Chicago Mayor Brandon Johnson speaks on the expansion of the sustainable community school program.

They are meant to expand services beyond academic needs.

That includes extending the time a school building is open, offering families GED and English as a second language courses, health and wellness programming and connecting the school with community resources.

"That means more mental health support, more mentorship programs, more community-oriented events, more access to resources for jobs, housing," Mayor Brandon Johnson said.

Dyett High School on the South Side is Chicago's first sustainable school. It is a model that brings wraparound services and resources to schools, transforming the buildings into neighborhood hubs.

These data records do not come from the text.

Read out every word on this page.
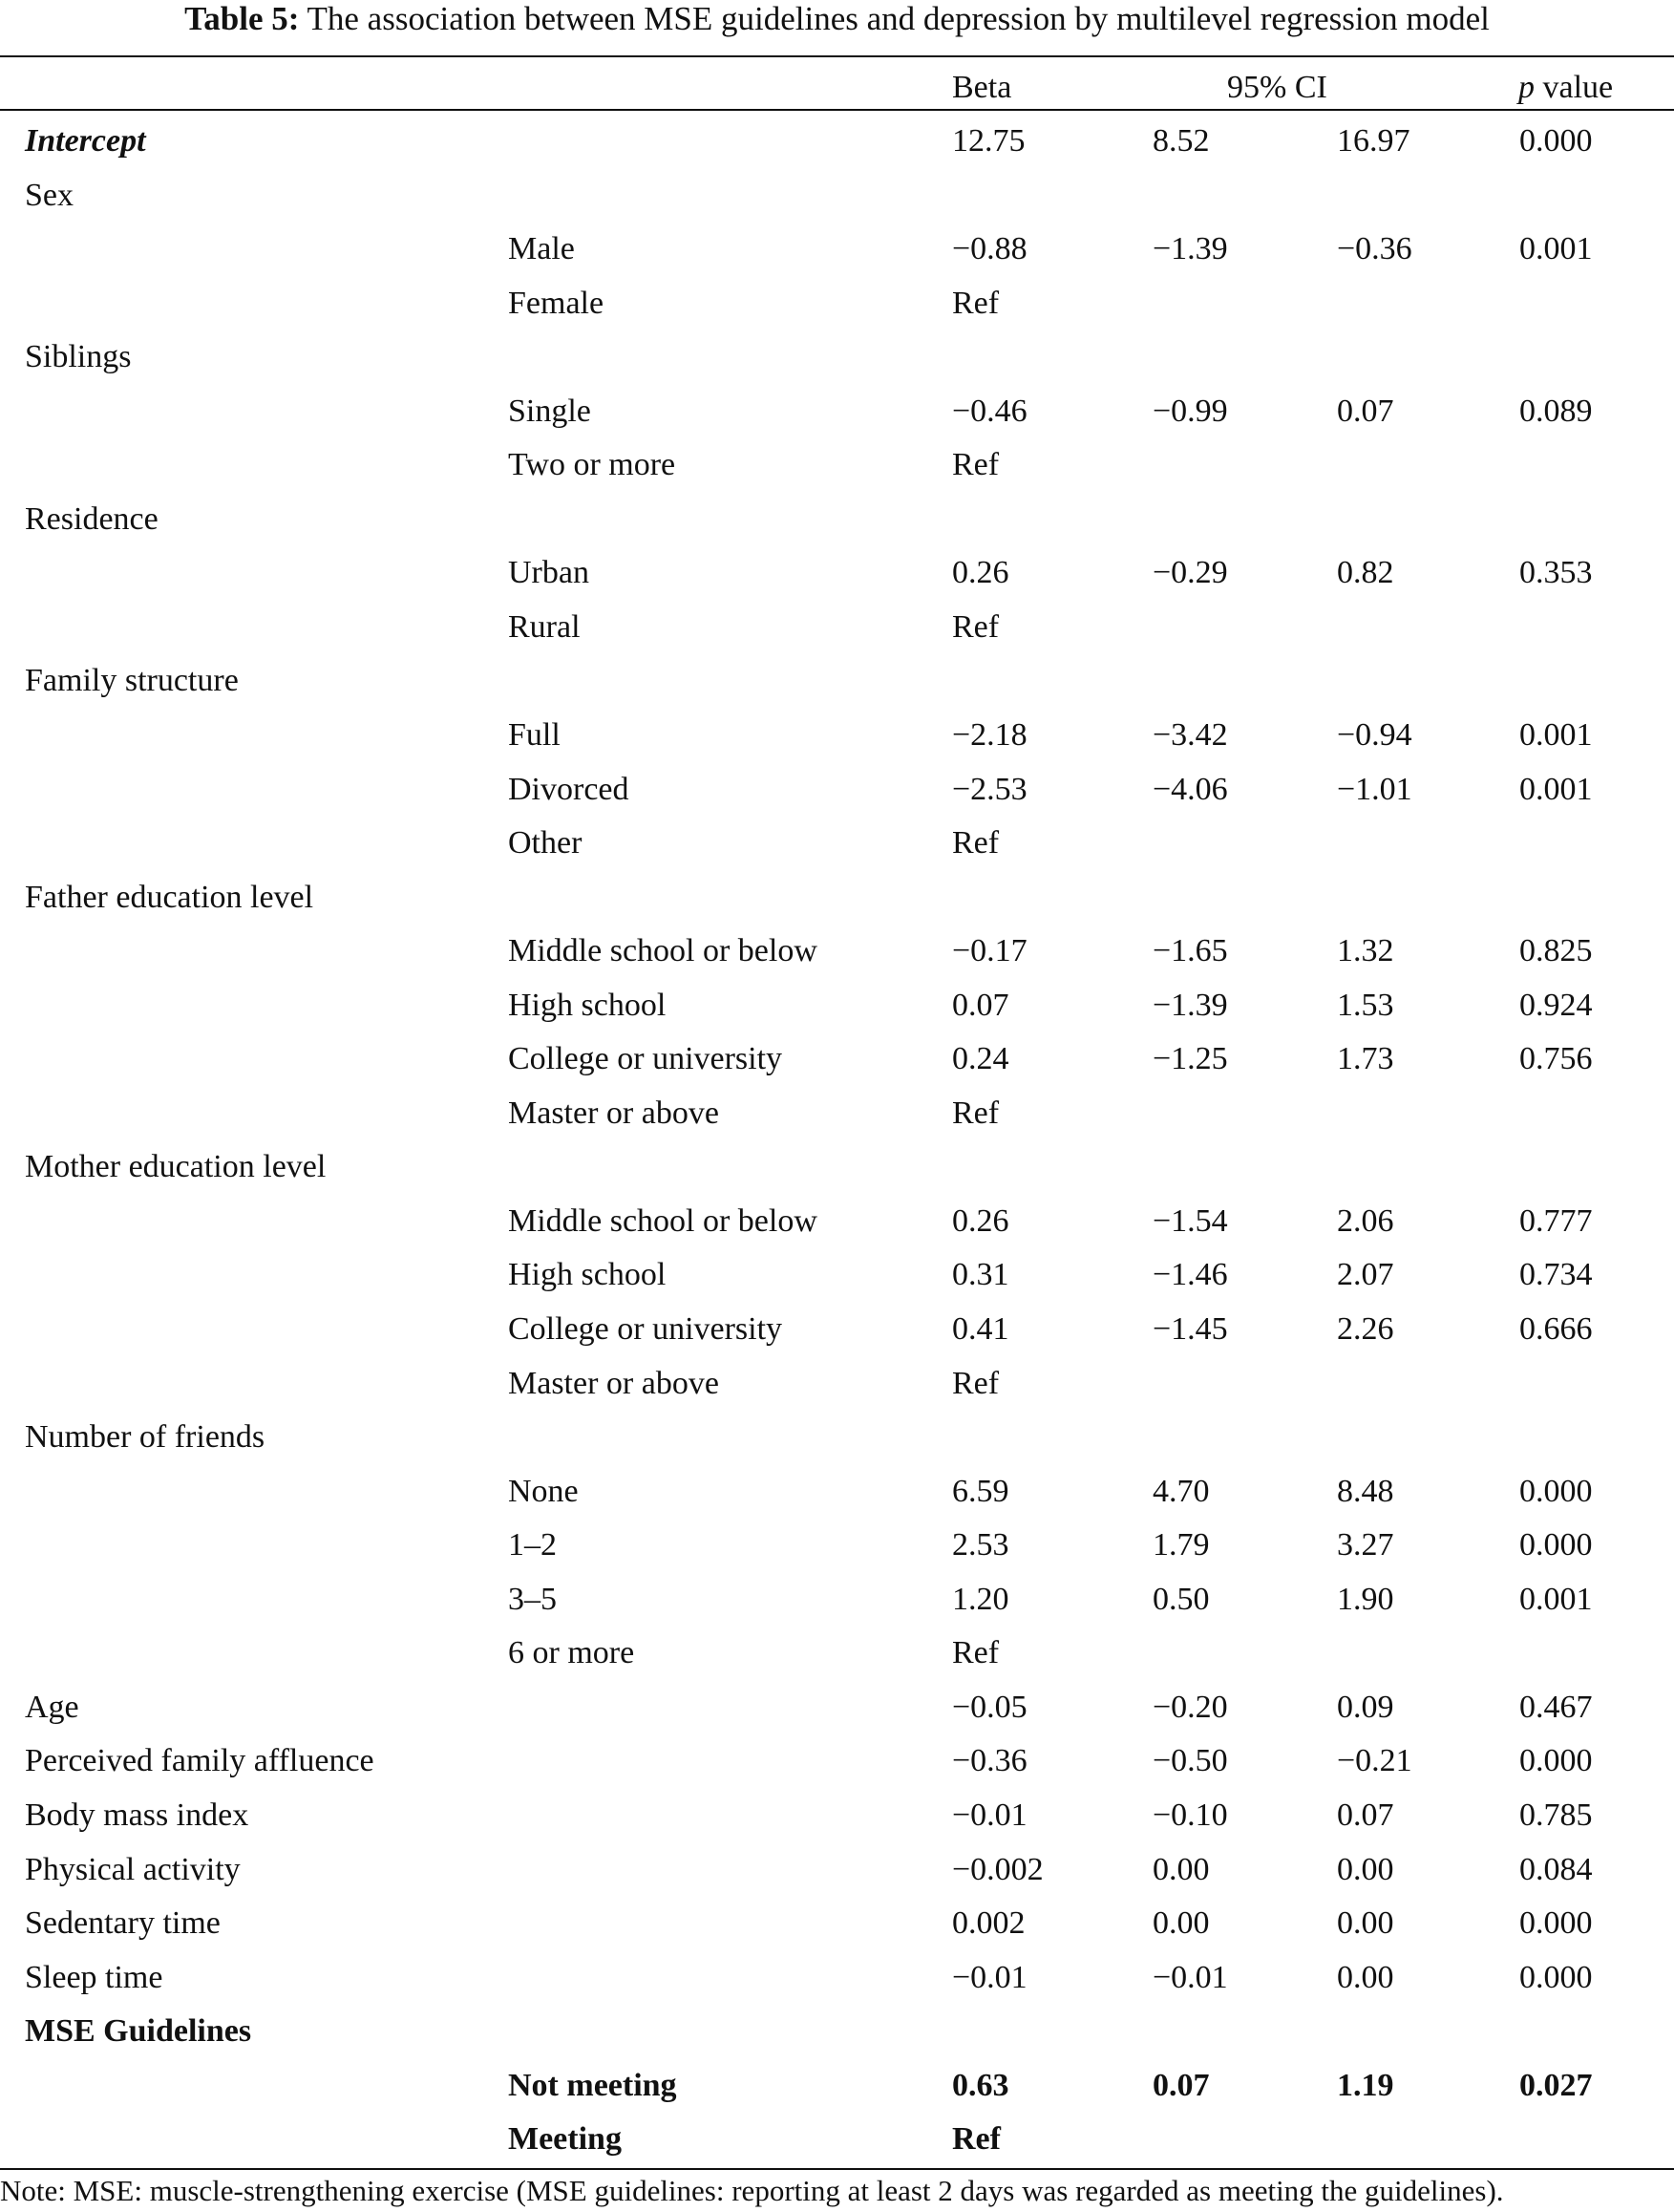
Table 5: The association between MSE guidelines and depression by multilevel regression model
Beta	95% CI	p value
Intercept	12.75	8.52	16.97	0.000
Sex
Male	−0.88	−1.39	−0.36	0.001
Female	Ref
Siblings
Single	−0.46	−0.99	0.07	0.089
Two or more	Ref
Residence
Urban	0.26	−0.29	0.82	0.353
Rural	Ref
Family structure
Full	−2.18	−3.42	−0.94	0.001
Divorced	−2.53	−4.06	−1.01	0.001
Other	Ref
Father education level
Middle school or below	−0.17	−1.65	1.32	0.825
High school	0.07	−1.39	1.53	0.924
College or university	0.24	−1.25	1.73	0.756
Master or above	Ref
Mother education level
Middle school or below	0.26	−1.54	2.06	0.777
High school	0.31	−1.46	2.07	0.734
College or university	0.41	−1.45	2.26	0.666
Master or above	Ref
Number of friends
None	6.59	4.70	8.48	0.000
1–2	2.53	1.79	3.27	0.000
3–5	1.20	0.50	1.90	0.001
6 or more	Ref
Age	−0.05	−0.20	0.09	0.467
Perceived family affluence	−0.36	−0.50	−0.21	0.000
Body mass index	−0.01	−0.10	0.07	0.785
Physical activity	−0.002	0.00	0.00	0.084
Sedentary time	0.002	0.00	0.00	0.000
Sleep time	−0.01	−0.01	0.00	0.000
MSE Guidelines
Not meeting	0.63	0.07	1.19	0.027
Meeting	Ref
Note: MSE: muscle-strengthening exercise (MSE guidelines: reporting at least 2 days was regarded as meeting the guidelines).
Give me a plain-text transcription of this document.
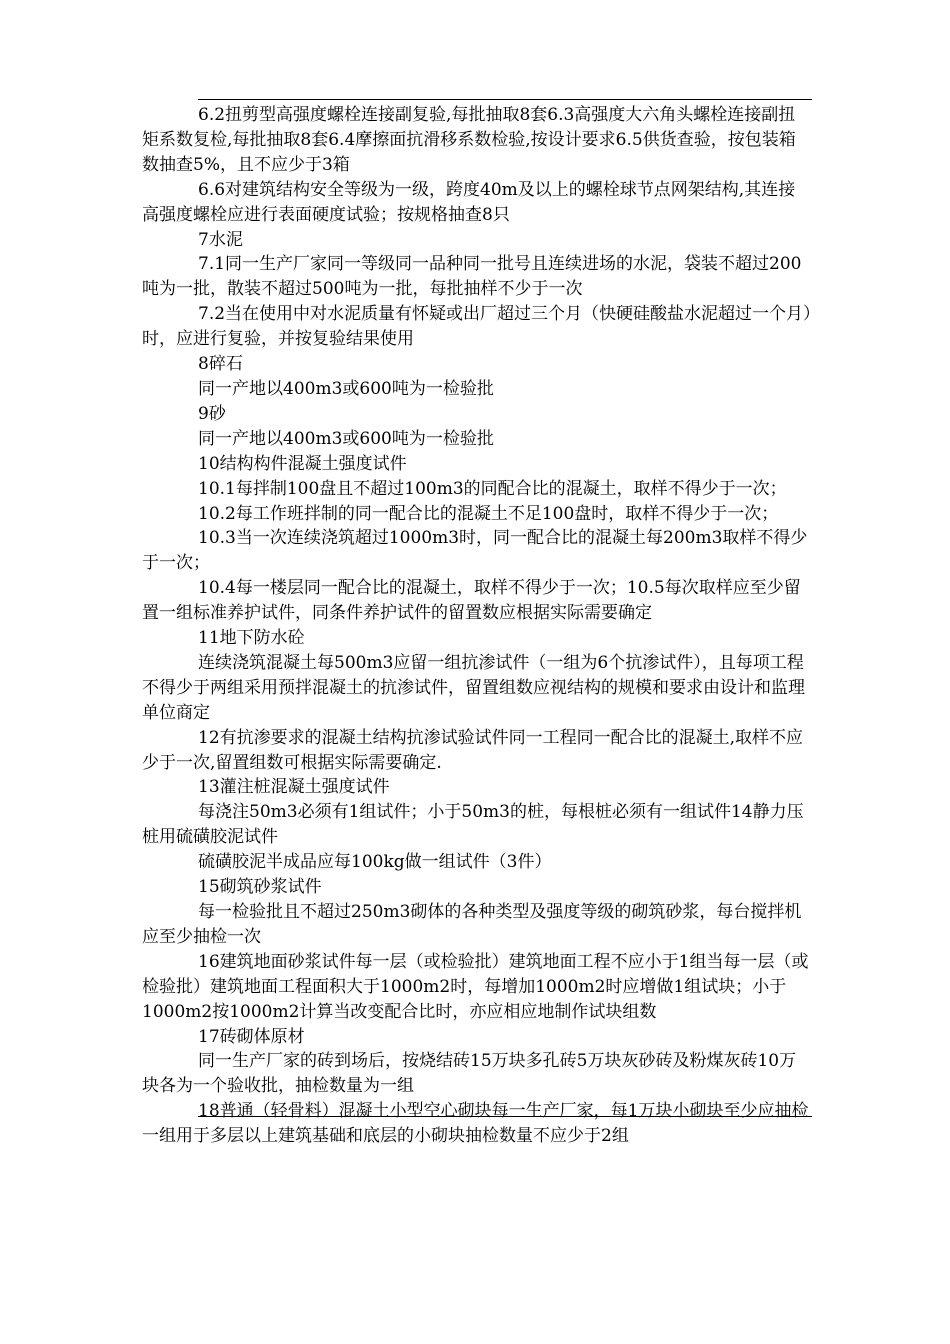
6.2扭剪型高强度螺栓连接副复验,每批抽取8套6.3高强度大六角头螺栓连接副扭矩系数复检,每批抽取8套6.4摩擦面抗滑移系数检验,按设计要求6.5供货查验，按包装箱数抽查5%，且不应少于3箱

6.6对建筑结构安全等级为一级，跨度40m及以上的螺栓球节点网架结构,其连接高强度螺栓应进行表面硬度试验；按规格抽查8只

7水泥

7.1同一生产厂家同一等级同一品种同一批号且连续进场的水泥，袋装不超过200吨为一批，散装不超过500吨为一批，每批抽样不少于一次

7.2当在使用中对水泥质量有怀疑或出厂超过三个月（快硬硅酸盐水泥超过一个月）时，应进行复验，并按复验结果使用

8碎石

同一产地以400m3或600吨为一检验批

9砂

同一产地以400m3或600吨为一检验批

10结构构件混凝土强度试件

10.1每拌制100盘且不超过100m3的同配合比的混凝土，取样不得少于一次；

10.2每工作班拌制的同一配合比的混凝土不足100盘时，取样不得少于一次；

10.3当一次连续浇筑超过1000m3时，同一配合比的混凝土每200m3取样不得少于一次；

10.4每一楼层同一配合比的混凝土，取样不得少于一次；10.5每次取样应至少留置一组标准养护试件，同条件养护试件的留置数应根据实际需要确定

11地下防水砼

连续浇筑混凝土每500m3应留一组抗渗试件（一组为6个抗渗试件），且每项工程不得少于两组采用预拌混凝土的抗渗试件，留置组数应视结构的规模和要求由设计和监理单位商定

12有抗渗要求的混凝土结构抗渗试验试件同一工程同一配合比的混凝土,取样不应少于一次,留置组数可根据实际需要确定.

13灌注桩混凝土强度试件

每浇注50m3必须有1组试件；小于50m3的桩，每根桩必须有一组试件14静力压桩用硫磺胶泥试件

硫磺胶泥半成品应每100kg做一组试件（3件）

15砌筑砂浆试件

每一检验批且不超过250m3砌体的各种类型及强度等级的砌筑砂浆，每台搅拌机应至少抽检一次

16建筑地面砂浆试件每一层（或检验批）建筑地面工程不应小于1组当每一层（或检验批）建筑地面工程面积大于1000m2时，每增加1000m2时应增做1组试块；小于1000m2按1000m2计算当改变配合比时，亦应相应地制作试块组数

17砖砌体原材

同一生产厂家的砖到场后，按烧结砖15万块多孔砖5万块灰砂砖及粉煤灰砖10万块各为一个验收批，抽检数量为一组

18普通（轻骨料）混凝土小型空心砌块每一生产厂家，每1万块小砌块至少应抽检一组用于多层以上建筑基础和底层的小砌块抽检数量不应少于2组
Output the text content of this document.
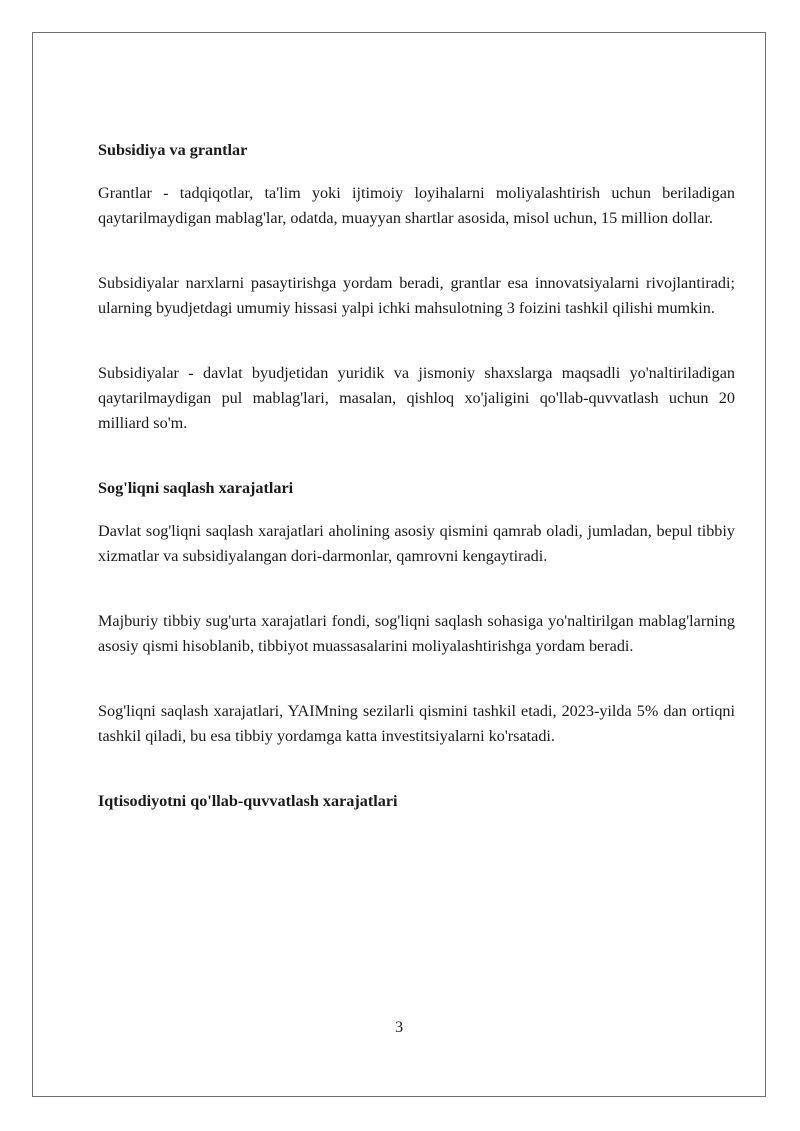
Subsidiya va grantlar

Grantlar - tadqiqotlar, ta'lim yoki ijtimoiy loyihalarni moliyalashtirish uchun beriladigan qaytarilmaydigan mablag'lar, odatda, muayyan shartlar asosida, misol uchun, 15 million dollar.

Subsidiyalar narxlarni pasaytirishga yordam beradi, grantlar esa innovatsiyalarni rivojlantiradi; ularning byudjetdagi umumiy hissasi yalpi ichki mahsulotning 3 foizini tashkil qilishi mumkin.

Subsidiyalar - davlat byudjetidan yuridik va jismoniy shaxslarga maqsadli yo'naltiriladigan qaytarilmaydigan pul mablag'lari, masalan, qishloq xo'jaligini qo'llab-quvvatlash uchun 20 milliard so'm.

Sog'liqni saqlash xarajatlari

Davlat sog'liqni saqlash xarajatlari aholining asosiy qismini qamrab oladi, jumladan, bepul tibbiy xizmatlar va subsidiyalangan dori-darmonlar, qamrovni kengaytiradi.

Majburiy tibbiy sug'urta xarajatlari fondi, sog'liqni saqlash sohasiga yo'naltirilgan mablag'larning asosiy qismi hisoblanib, tibbiyot muassasalarini moliyalashtirishga yordam beradi.

Sog'liqni saqlash xarajatlari, YAIMning sezilarli qismini tashkil etadi, 2023-yilda 5% dan ortiqni tashkil qiladi, bu esa tibbiy yordamga katta investitsiyalarni ko'rsatadi.

Iqtisodiyotni qo'llab-quvvatlash xarajatlari

3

"I believe that students can only succeed and learn when they are supported, and that's what this village model does," interim CPS CEO Macquline King said.

"What you see today is an expansion of community, an expansion of hope, an expansion of what young people deserve," CTU President Stacy Davis Gates said. "In our collective bargaining agreement that we landed in April, we made sure to expand this idea."

CPS already invests $10 million annually to fund its current 20 sustainable community schools.

The move to expand the program comes as the district is faced with a $734 million budget hole, and there have been calls for the state legislature to step in.

"The challenges that we are facing are severe," Mayor Johnson said. "So here's what I can say is that, as a collective, we're working to ensure that, you know, this year's budget allows for these investments to be maintained. And we're going to need those same parents who are concerned, like all of us, to work with the General Assembly to ensure that they are fully funded as a district."

In less than two weeks, Chicago Public Schools must present its 2026 budget to the school board. A vote is schedule for Aug. 28.

"We inherited a really reckless, irresponsible budget. We're working through a process now to ensure that, you know, every single school building, that those needs are being met," Johnson said.

The mayor and CTU have consistently turned to Springfield for help, calling on the state to fully fund CPS under an evidence-based state funding formula that allows the state several years to adequately fund the district. At a hearing on CPS finances last week, lawmakers did not express any desire to help CPS close this year's budget gap.

"Springfield isn't meeting. So, there's no more money to be had there. Therefore, there's no basis for assuming there's more money coming from Springfield," Civic Federation President Joe Ferguson said.

To help close the gap, CPS has already announced cuts to crossing guards and custodians.

Ferguson says restructuring debt, more Tax Increment Financing money and shifting a municipal employee pension payment back to the city will help, but it may not be enough. He expects drastic mid-year cuts.

"Money is never part of any conversation that anybody is having these days, except for making public facing theatrical demands of Springfield," Ferguson said.

CPS students head back to school in two weeks.